Financial advisors want as much information as they can get about younger investors, as they anticipate a huge transfer of wealth from baby boomers to their children.
Millennials are inundated with media coverage, but what about the in-between Gen Xers who have received much less attention?
Global X, an exchange-traded-fund provider, recently studied investors in these two groups, and found several distinctions between and within each one in terms of their understanding of investing and approaches to saving.
Gen Xers, it found, could best be broken down into “cautious consulters” and “knowledgeable Xs,” while millennials were seen as “builders” and “adrenaline techies” based on their investment styles.
Overall, Global X said in a statement, investment behavior was not uniform across asset levels or age groups.
“We believe this survey can serve as a helpful guide for many financial advisors who seek to better understand their future potential clients and what makes them tick,” said Global X’s research director, Jay Jacobs.
Key commonalities emerged when investors were grouped by age and wealth bracket, Jacobs said. “While the ‘builders’ and ‘adrenaline techies’ are both technically considered millennial investors, understanding their behavioral nuances are essential for an advisor seeking to help an investor better save for his or her future.”
ORC International conducted the retail market survey late in the second quarter with 2,250 Gen Xers (born 1968 to 1979) and millennials (21 years and older, born from 1980 to 1995), with minimum investable assets of $100,000.
Following are Global X’s analysis of characteristics of the millennial and Gen Xer groups and the opportunity for financial advisors:
Millennials with $100,000 to $250,000 in investable assets have just begun to save and invest.
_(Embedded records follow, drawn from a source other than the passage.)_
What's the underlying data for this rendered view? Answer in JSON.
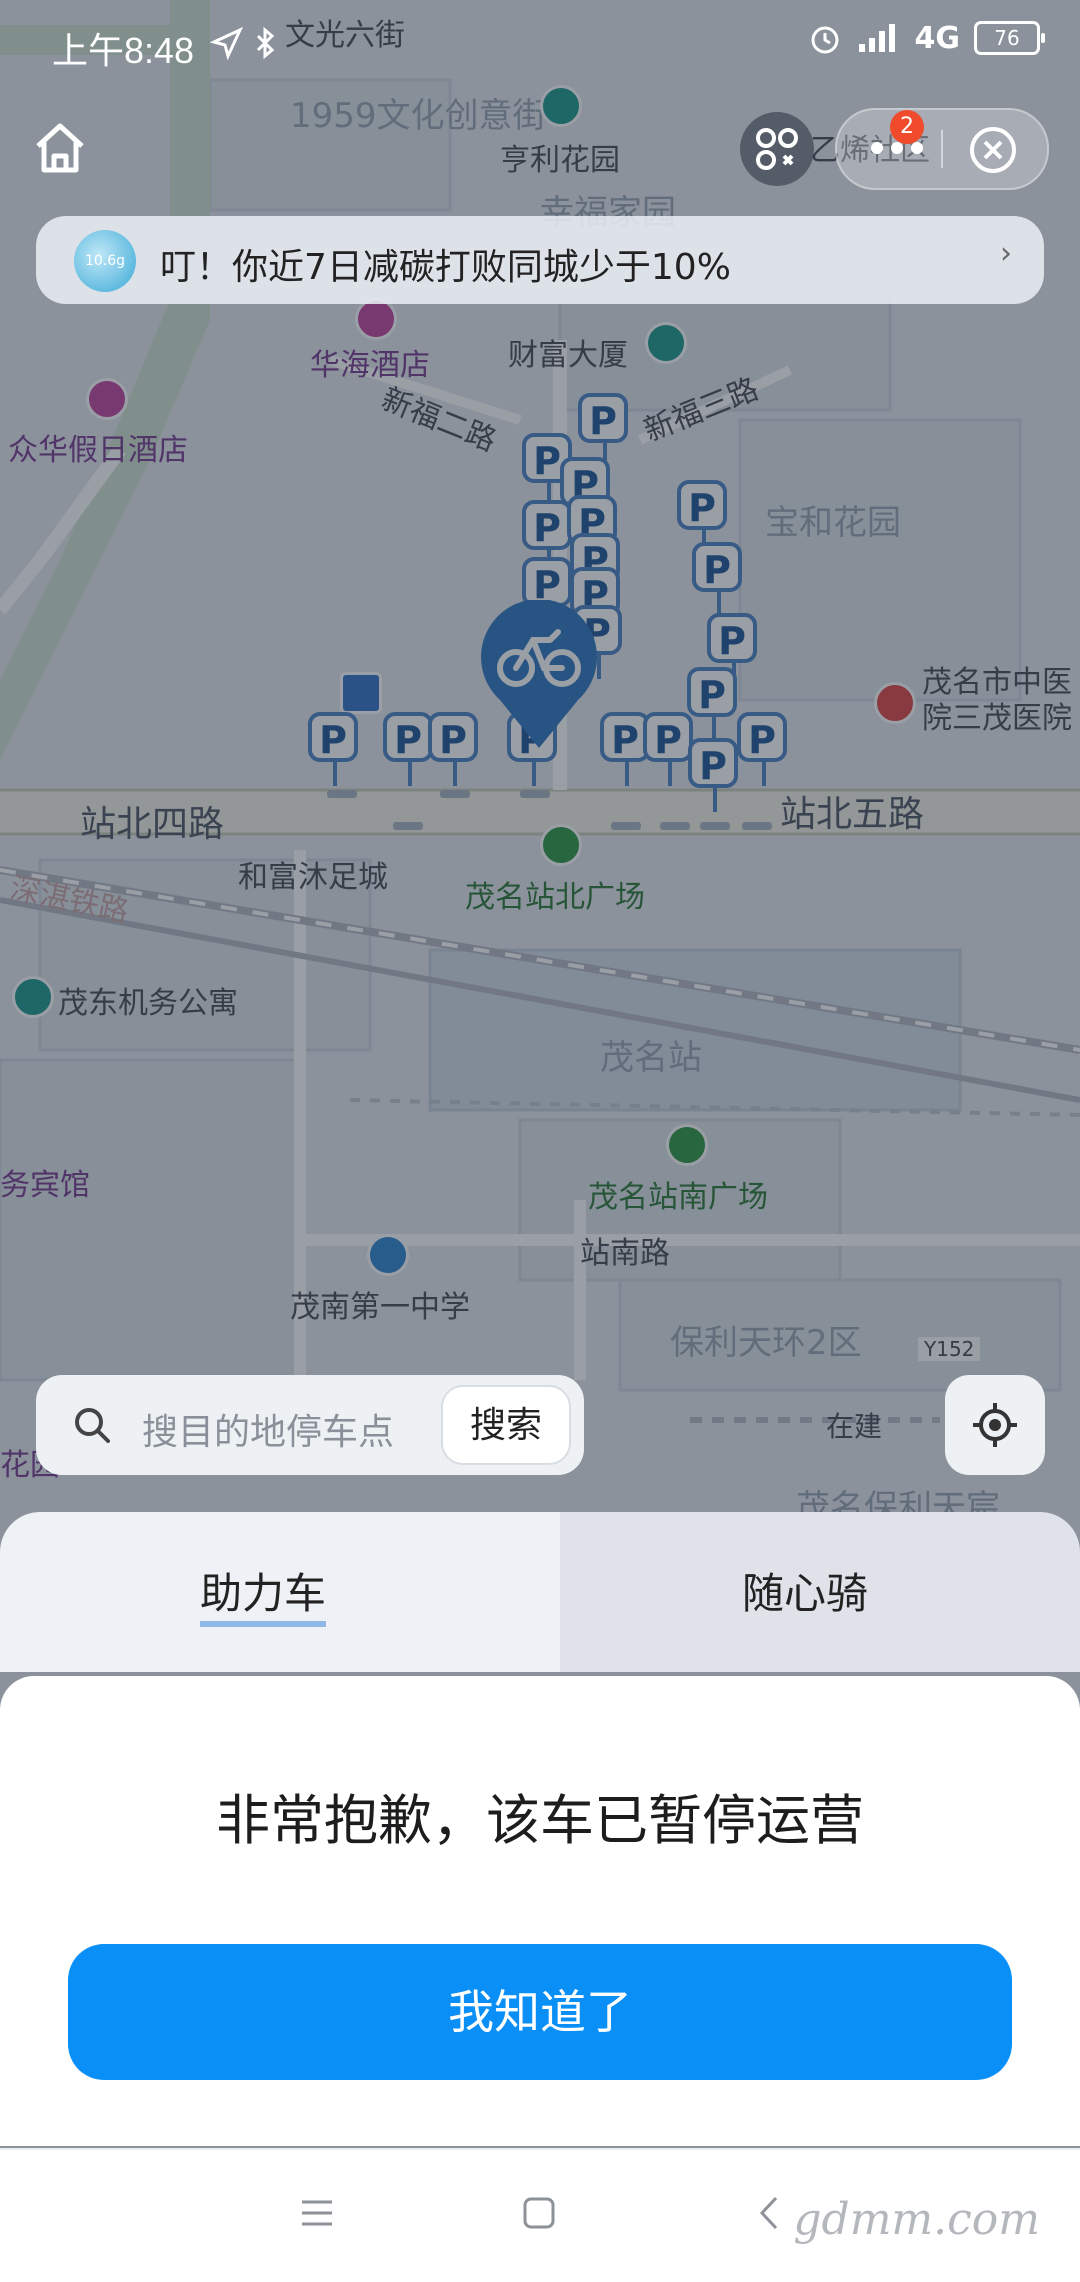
{
  "status_bar": {
    "time": "上午8:48",
    "network": "4G",
    "battery": "76"
  },
  "banner": {
    "badge_text": "10.6g",
    "text": "叮！你近7日减碳打败同城少于10%"
  },
  "capsule": {
    "badge_count": "2"
  },
  "map": {
    "labels": {
      "wenguang": "文光六街",
      "culture": "1959文化创意街",
      "hengli": "亨利花园",
      "xingfu_jia": "幸福家园",
      "yixi": "乙烯社区",
      "huahai": "华海酒店",
      "caifu": "财富大厦",
      "xinfu2": "新福二路",
      "xinfu3": "新福三路",
      "zhonghua": "众华假日酒店",
      "baohe": "宝和花园",
      "hospital": "茂名市中医院三茂医院",
      "zhanbei4": "站北四路",
      "zhanbei5": "站北五路",
      "hefu": "和富沐足城",
      "zhanbei_square": "茂名站北广场",
      "shenzhan_rail": "深湛铁路",
      "maodong": "茂东机务公寓",
      "station": "茂名站",
      "wubinguan": "务宾馆",
      "zhannan_square": "茂名站南广场",
      "zhannan_road": "站南路",
      "maonan_school": "茂南第一中学",
      "baoli_tianhuan": "保利天环2区",
      "y152": "Y152",
      "zaijian": "在建",
      "huayuan": "花园",
      "baoli_tianchen": "茂名保利天宸"
    }
  },
  "search": {
    "placeholder": "搜目的地停车点",
    "button": "搜索"
  },
  "tabs": {
    "assist": "助力车",
    "free_ride": "随心骑"
  },
  "dialog": {
    "message": "非常抱歉，该车已暂停运营",
    "confirm": "我知道了"
  },
  "watermark": "gdmm.com",
  "colors": {
    "primary": "#0a8ff6",
    "parking": "#4e86c7",
    "badge": "#f04b2d"
  }
}
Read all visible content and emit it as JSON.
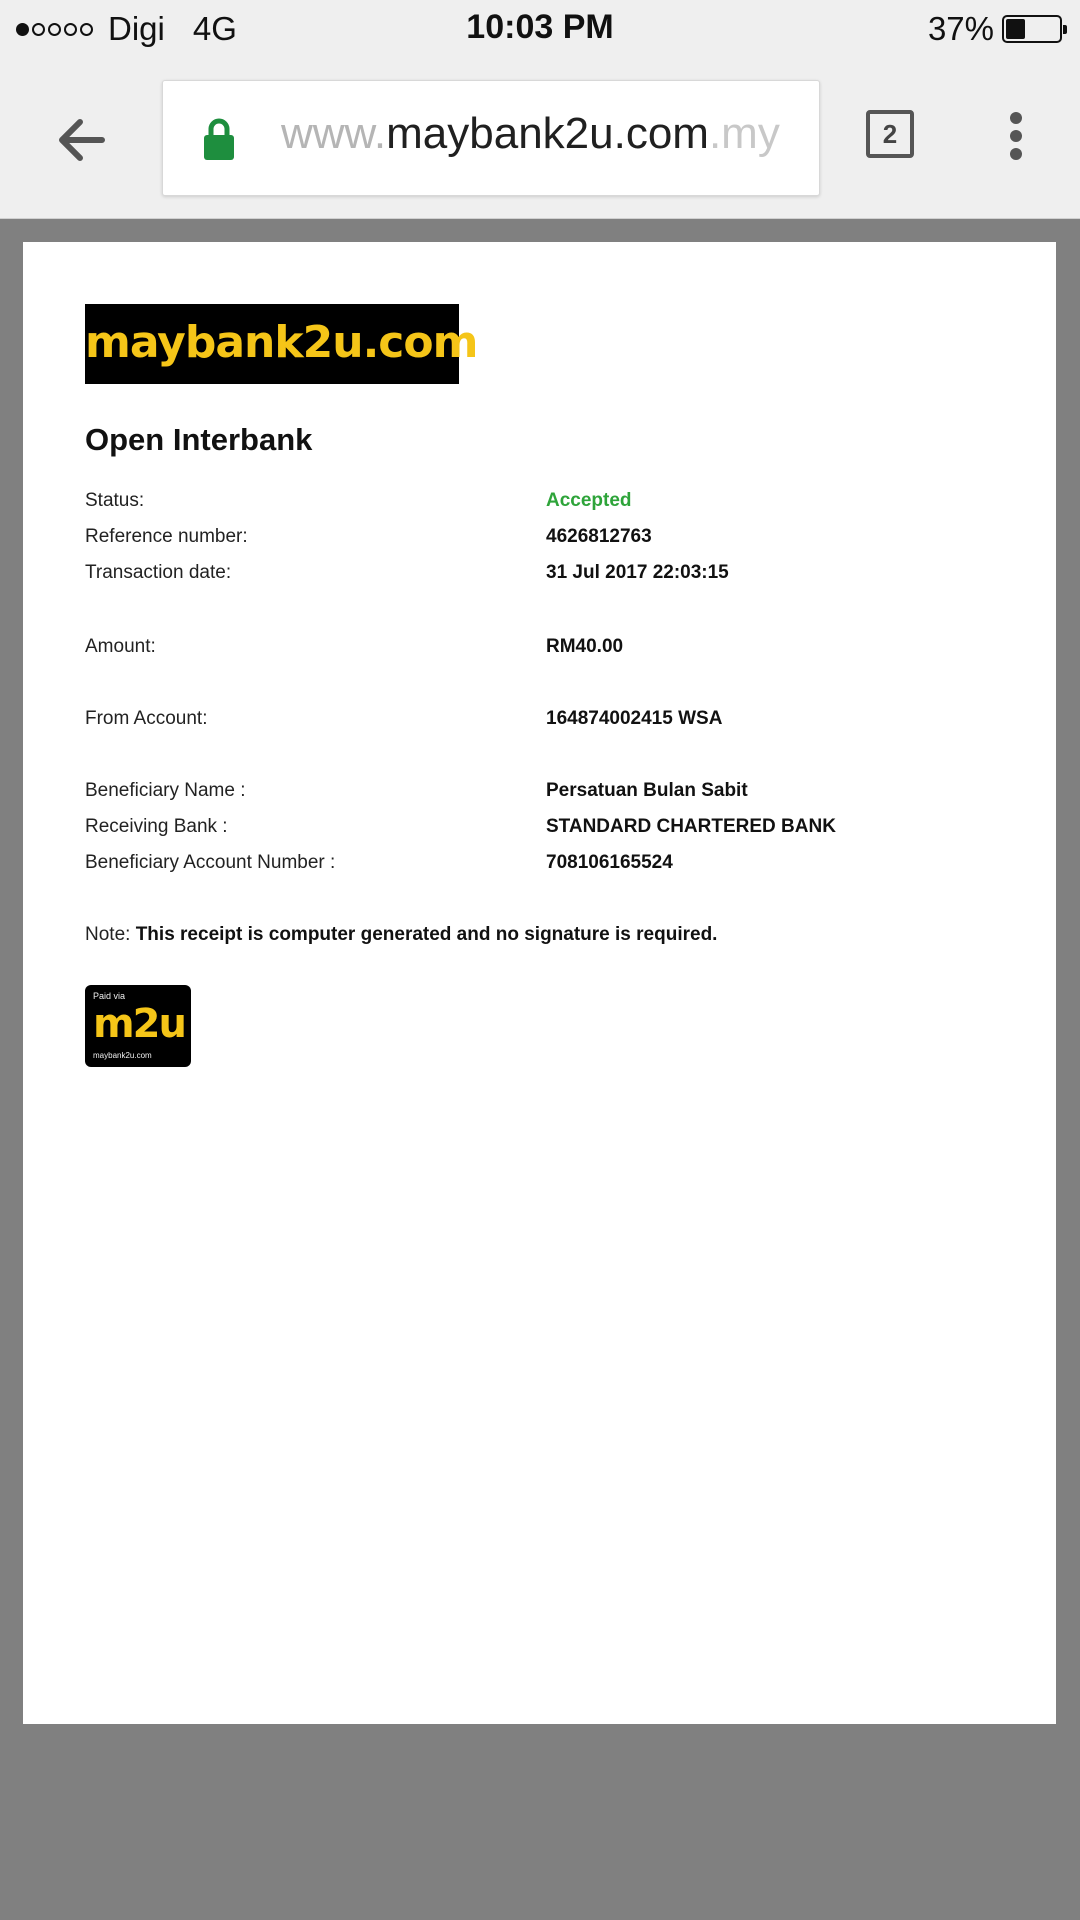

Indeed, savings do not yet significantly figure into their financial plans, as they are 26% less likely than other investors to have a plan to save for their children’s education.
Investors in this group tend to be ignorant of some financial strategies, such as smart beta ETFs. And they prioritize low fees over other features of investment vehicles.
In addition, they are 30% less likely than other investor groups to use a financial advisor’s services, and 49% less likely to obtain financial information from an advisor.
Financial advisor opportunity:
- Show commitment to educating these investors on financial concepts
- Help them plan for future expenses, in particular their children’s education
- Become expert in and use digital communication
Wealthier millennials with more than $250,000 in individual investable assets trade frequently — they’re 125% likelier than other investors to trade at least 10 times a month — and they strongly prefer to use robo-advisors and get their information via apps and podcasts.
This group likes ETFs; they’re 38% more likely than other investors to find ETFs appealing and 43% likelier to consider smart beta ETFs in a portfolio. They’re also 28% more likely to grow a nest egg.
However, their frequent trading — trading as a hobby — and strong comfort level with investing in a variety of financial instruments suggest short-sightedness in their quest to quickly acquire wealth and a degree of overconfidence.
Financial advisors can educate these investors about the pitfalls of frequent trading, and use smart beta ETFs to show them the potential of plain vanilla investing over robos and apps.
Also, advisors can build trust with them by creating tech-enabled investment platforms that use new media communications to share insights.
Gen Xers with $100,000 to $500,000 in individual investable assets are not frequent traders; in fact, they’re 55% less likely than other investors surveyed to trade as a hobby.
At the same time, they’re 38% more likely to save for retirement than invest for pleasure or short-term purchases, and 33% likelier than other groups to use a broker/advisor.
When it comes to investing, they’ll need extra “hand-holding” in explaining portfolio construction. They will hesitate in making changes to their portfolios.
Financial advisors can increase these investors’ financial knowledge and comfort levels and create a long-term, low-turnover and low-risk portfolio strategy for achieving their retirement goals.
Wealthier Gen Xers, those with $500,000 or more in investable assets, are the most sophisticated investors in the survey, thanks to their higher net worth and longer experience investing.
They have a better understanding of various investment vehicles, being 15% likelier to be knowledgeable about ETFs and 12% more likely to know about smart beta ETFs.
As well, they use advisors/brokers rather than technology for their investments, and rely on their advisor for financial information. The survey found them 45% less likely than other groups to use a robo-advisor, and 17% likelier to get information from an advisor.
They prefer mutual funds, but more than other investors surveyed also want low management fees, the ability to trade throughout the day, transparency and tax efficiency.
This suggests they may benefit from a more ETF-centric portfolio.
The financial advisor can reinforce the benefits of ETFs, and recommend converting a mutual fund portfolio to one based on these vehicles. Regularly providing these clients with high-quality insights is also important.
Advisors can gain a competitive advantage by demonstrating their value add and their firm’s, compared with other advisors/brokers and firms.